Awschalom Group

Chemically Synthesized Nanostructures

Research into semiconductor quantum dots (QDs) is driven by their promise in exploring carrier behavior in the mesoscopic regime between bulk and molecular systems, and a variety of technological applications which exploit their size-tunable optical properties. Recent interest in manipulating semiconductor spins for applications ranging from spin-polarized magneto-electronics to quantum computation is based on the ability to control and maintain spin coherence over practical length and time scales. To this end, QDs have been suggested as potential elements for such devices due to control over the structural and electronic environment of localized carriers.

Time-resolved Faraday rotation is used to probe spin dynamics in chemically synthesized CdSe quantum dots (QDs) at temperatures from 6 to 282 Kelvin. The pump pulse used in the experiment excites spins into an ensemble of ~ 1010 QDs. The spin precession in a transverse magnetic field indicates that the measured relaxation lifetime of the spin polarization is dominated by inhomogeneous dephasing, ranging from ~3 nanoseconds at zero field to less than 100 picoseconds at 4 Tesla.

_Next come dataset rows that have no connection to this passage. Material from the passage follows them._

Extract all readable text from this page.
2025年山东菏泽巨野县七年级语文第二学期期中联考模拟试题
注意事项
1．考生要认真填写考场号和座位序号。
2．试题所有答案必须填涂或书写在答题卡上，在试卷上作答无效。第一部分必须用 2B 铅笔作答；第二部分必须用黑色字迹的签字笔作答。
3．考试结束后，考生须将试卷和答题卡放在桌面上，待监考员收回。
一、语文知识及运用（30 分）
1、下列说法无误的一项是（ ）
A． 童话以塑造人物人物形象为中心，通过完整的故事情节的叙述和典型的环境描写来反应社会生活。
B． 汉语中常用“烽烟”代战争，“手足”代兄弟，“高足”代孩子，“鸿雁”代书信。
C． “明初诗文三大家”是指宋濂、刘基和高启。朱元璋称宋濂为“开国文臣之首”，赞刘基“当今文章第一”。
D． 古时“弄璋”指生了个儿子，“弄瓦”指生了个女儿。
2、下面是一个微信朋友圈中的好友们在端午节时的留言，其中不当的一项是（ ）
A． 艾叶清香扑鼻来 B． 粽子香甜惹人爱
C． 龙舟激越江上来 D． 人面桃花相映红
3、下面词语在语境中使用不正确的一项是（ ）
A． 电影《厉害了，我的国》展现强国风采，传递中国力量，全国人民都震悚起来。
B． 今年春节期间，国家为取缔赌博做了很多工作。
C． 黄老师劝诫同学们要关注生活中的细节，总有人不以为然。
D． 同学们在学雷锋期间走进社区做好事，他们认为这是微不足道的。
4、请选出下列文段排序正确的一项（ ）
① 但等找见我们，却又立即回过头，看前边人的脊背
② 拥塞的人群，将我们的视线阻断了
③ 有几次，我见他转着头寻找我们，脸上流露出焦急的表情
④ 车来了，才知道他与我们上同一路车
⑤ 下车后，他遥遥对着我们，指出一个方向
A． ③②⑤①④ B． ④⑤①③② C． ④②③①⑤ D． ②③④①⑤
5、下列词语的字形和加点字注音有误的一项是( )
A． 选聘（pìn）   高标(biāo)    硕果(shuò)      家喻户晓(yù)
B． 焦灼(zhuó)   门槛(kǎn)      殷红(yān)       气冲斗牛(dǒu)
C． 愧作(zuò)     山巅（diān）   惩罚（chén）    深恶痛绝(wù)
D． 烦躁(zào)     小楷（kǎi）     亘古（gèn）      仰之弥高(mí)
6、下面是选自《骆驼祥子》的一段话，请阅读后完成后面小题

Single crystal CdSe QDs ranging from 22 - 80 Angstroms in diameter are synthesized by a solution-phase pyrolytic reaction of organometallic precursors. By controlling the reaction temperature and concentrations of reagents, size distributions from 5-10% can be achieved.

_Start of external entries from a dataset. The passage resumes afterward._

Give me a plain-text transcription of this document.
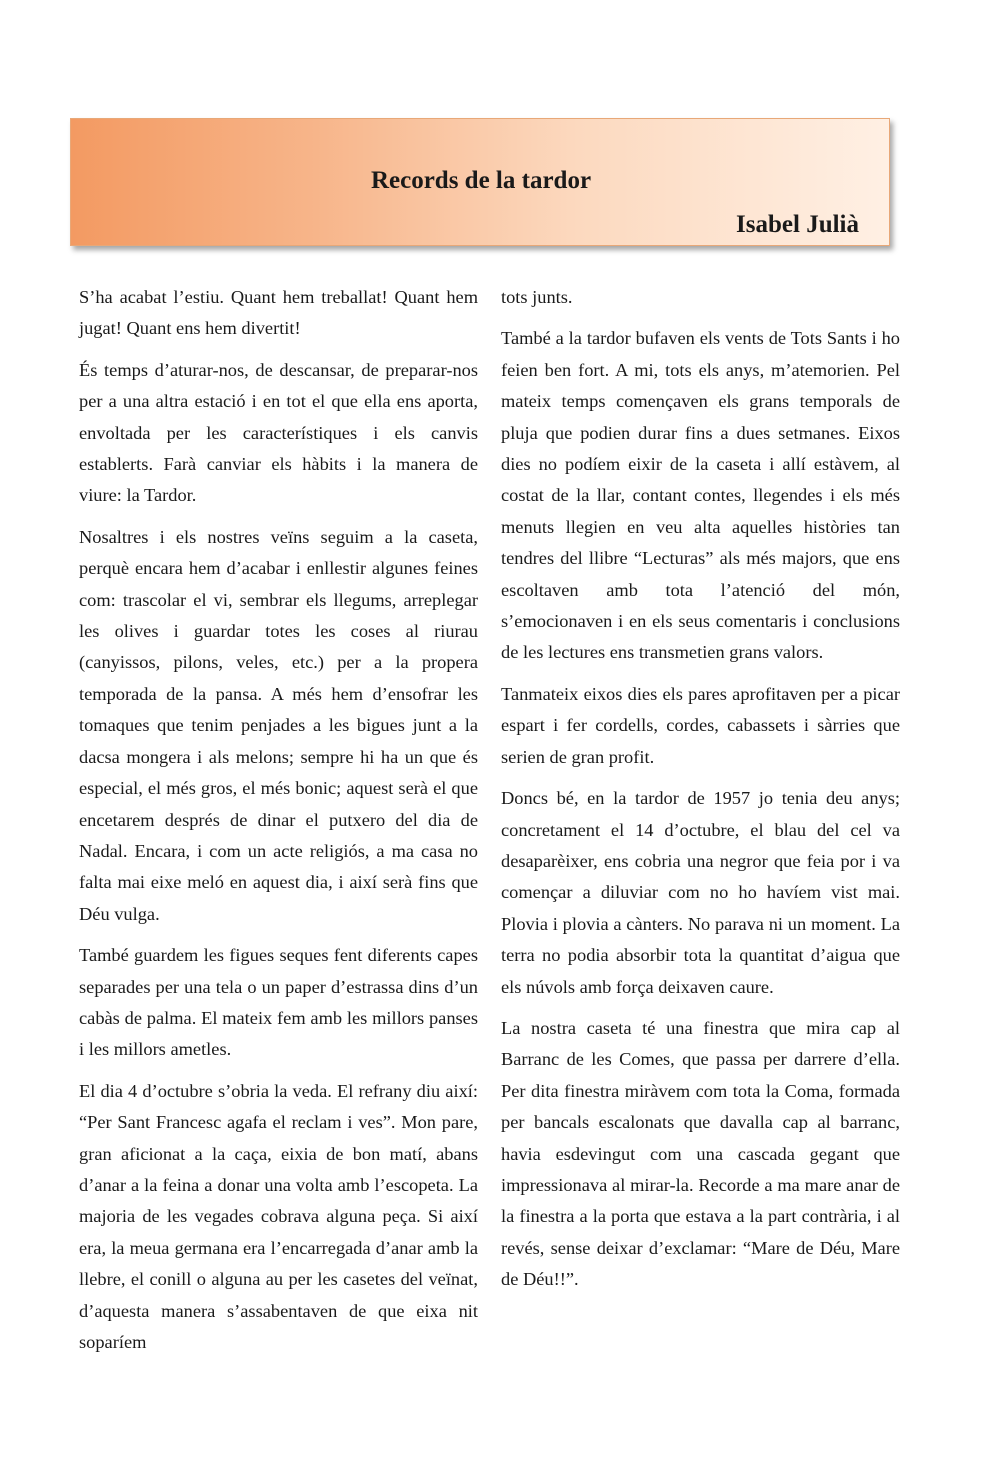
Records de la tardor
Isabel Julià

S’ha acabat l’estiu. Quant hem treballat! Quant hem jugat! Quant ens hem divertit!

És temps d’aturar-nos, de descansar, de preparar-nos per a una altra estació i en tot el que ella ens aporta, envoltada per les característiques i els canvis establerts. Farà canviar els hàbits i la manera de viure: la Tardor.

Nosaltres i els nostres veïns seguim a la caseta, perquè encara hem d’acabar i enllestir algunes feines com: trascolar el vi, sembrar els llegums, arreplegar les olives i guardar totes les coses al riurau (canyissos, pilons, veles, etc.) per a la propera temporada de la pansa. A més hem d’ensofrar les tomaques que tenim penjades a les bigues junt a la dacsa mongera i als melons; sempre hi ha un que és especial, el més gros, el més bonic; aquest serà el que encetarem després de dinar el putxero del dia de Nadal. Encara, i com un acte religiós, a ma casa no falta mai eixe meló en aquest dia, i així serà fins que Déu vulga.

També guardem les figues seques fent diferents capes separades per una tela o un paper d’estrassa dins d’un cabàs de palma. El mateix fem amb les millors panses i les millors ametles.

El dia 4 d’octubre s’obria la veda. El refrany diu així: “Per Sant Francesc agafa el reclam i ves”. Mon pare, gran aficionat a la caça, eixia de bon matí, abans d’anar a la feina a donar una volta amb l’escopeta. La majoria de les vegades cobrava alguna peça. Si així era, la meua germana era l’encarregada d’anar amb la llebre, el conill o alguna au per les casetes del veïnat, d’aquesta manera s’assabentaven de que eixa nit soparíem

tots junts.

També a la tardor bufaven els vents de Tots Sants i ho feien ben fort. A mi, tots els anys, m’atemorien. Pel mateix temps començaven els grans temporals de pluja que podien durar fins a dues setmanes. Eixos dies no podíem eixir de la caseta i allí estàvem, al costat de la llar, contant contes, llegendes i els més menuts llegien en veu alta aquelles històries tan tendres del llibre “Lecturas” als més majors, que ens escoltaven amb tota l’atenció del món, s’emocionaven i en els seus comentaris i conclusions de les lectures ens transmetien grans valors.

Tanmateix eixos dies els pares aprofitaven per a picar espart i fer cordells, cordes, cabassets i sàrries que serien de gran profit.

Doncs bé, en la tardor de 1957 jo tenia deu anys; concretament el 14 d’octubre, el blau del cel va desaparèixer, ens cobria una negror que feia por i va començar a diluviar com no ho havíem vist mai. Plovia i plovia a cànters. No parava ni un moment. La terra no podia absorbir tota la quantitat d’aigua que els núvols amb força deixaven caure.

La nostra caseta té una finestra que mira cap al Barranc de les Comes, que passa per darrere d’ella. Per dita finestra miràvem com tota la Coma, formada per bancals escalonats que davalla cap al barranc, havia esdevingut com una cascada gegant que impressionava al mirar-la. Recorde a ma mare anar de la finestra a la porta que estava a la part contrària, i al revés, sense deixar d’exclamar: “Mare de Déu, Mare de Déu!!”.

Atomic resolution Transmission Electron Micrographs indicate that the QDs are highly crystalline (with the wurtzite lattice structure), and nearly spherical in shape. Bright spots in the image correspond to spaces between individual atoms in the QD.

The figure below compares the spin lifetimes at temperatures of 6K (black) and 282K (red). The spin lifetimes drop from ~ 3 ns at 6K to 0.7 ns at 282K, although little change in the oscillation frequency is observed between these two temperature extremes. The robustness of spin coherence at room temperature is not predicted by conventional theories of spin-scattering in solid state systems.

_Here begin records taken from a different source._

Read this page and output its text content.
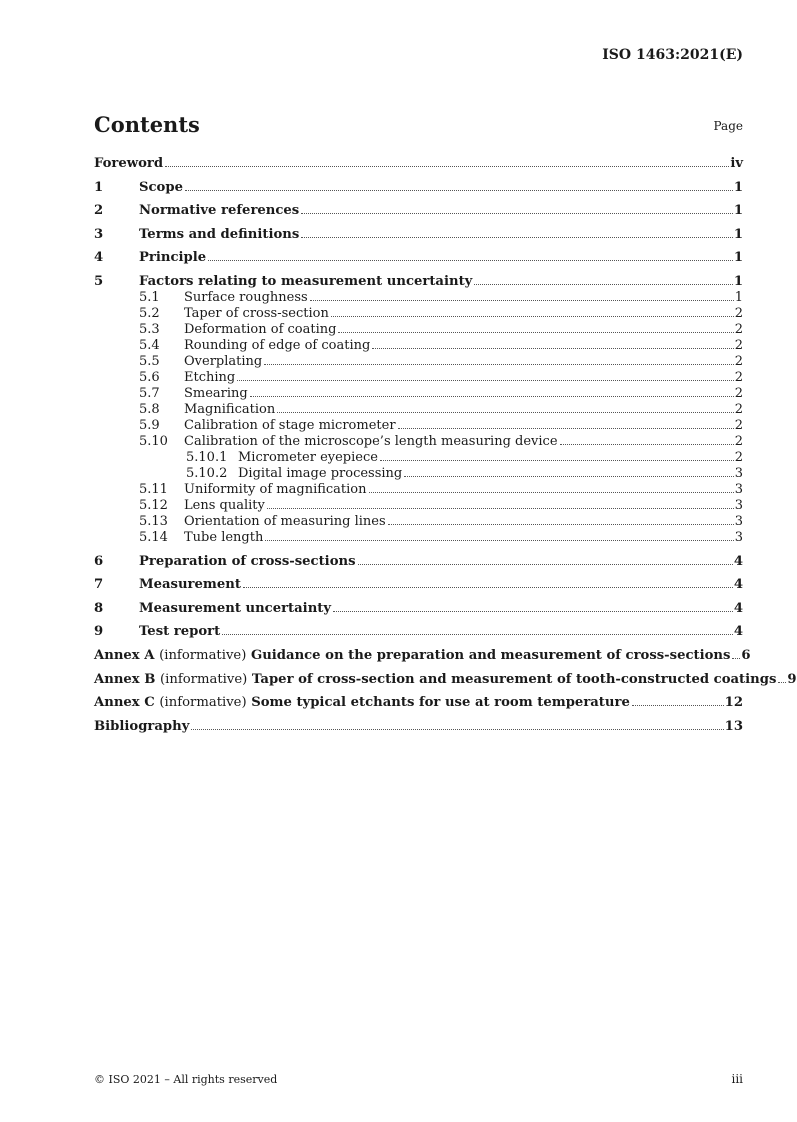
ISO 1463:2021(E)
Contents	Page
Foreword	iv
1	Scope	1
2	Normative references	1
3	Terms and definitions	1
4	Principle	1
5	Factors relating to measurement uncertainty	1
5.1	Surface roughness	1
5.2	Taper of cross-section	2
5.3	Deformation of coating	2
5.4	Rounding of edge of coating	2
5.5	Overplating	2
5.6	Etching	2
5.7	Smearing	2
5.8	Magnification	2
5.9	Calibration of stage micrometer	2
5.10	Calibration of the microscope’s length measuring device	2
5.10.1 Micrometer eyepiece	2
5.10.2 Digital image processing	3
5.11	Uniformity of magnification	3
5.12	Lens quality	3
5.13	Orientation of measuring lines	3
5.14	Tube length	3
6	Preparation of cross-sections	4
7	Measurement	4
8	Measurement uncertainty	4
9	Test report	4
Annex A (informative) Guidance on the preparation and measurement of cross-sections 6
Annex B (informative) Taper of cross-section and measurement of tooth-constructed coatings 9
Annex C (informative) Some typical etchants for use at room temperature	12
Bibliography	13
© ISO 2021 – All rights reserved	iii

The figure below shows the evolution of the Faraday Rotation as the magnetic field is increased from H = 0-3 T for 80 Å QDs. The oscillation frequency increases with H as expected from classical Larmor precession. Surprisingly, the spin lifetime also shows a strong field dependence. Spin precession becomes unobservable for t > 200ps at H = 3T, but continues for t > 1.7 ns at low fields. This field dependence suggests that the decay of the measured spin coherence is dominated by inhomogeneous dephasing within the ensemble of QDs.

The inset of the graph illustrates how inhomogeneous dephasing limits the measured spin lifetimes. Spins are initially aligned along the z-axis at t=0. Each spin is characterized by a g-factor, which determines the precession frequency. If these g-factors vary between QDs, then at a given time t, QDs with higher g-factors will have precessed an angle which is slightly greater than QDs with lower g-factors. The spins therefore, "walk" out of phase at a rate which is proportional to the field, thus producing the field-dependent spin lifetimes.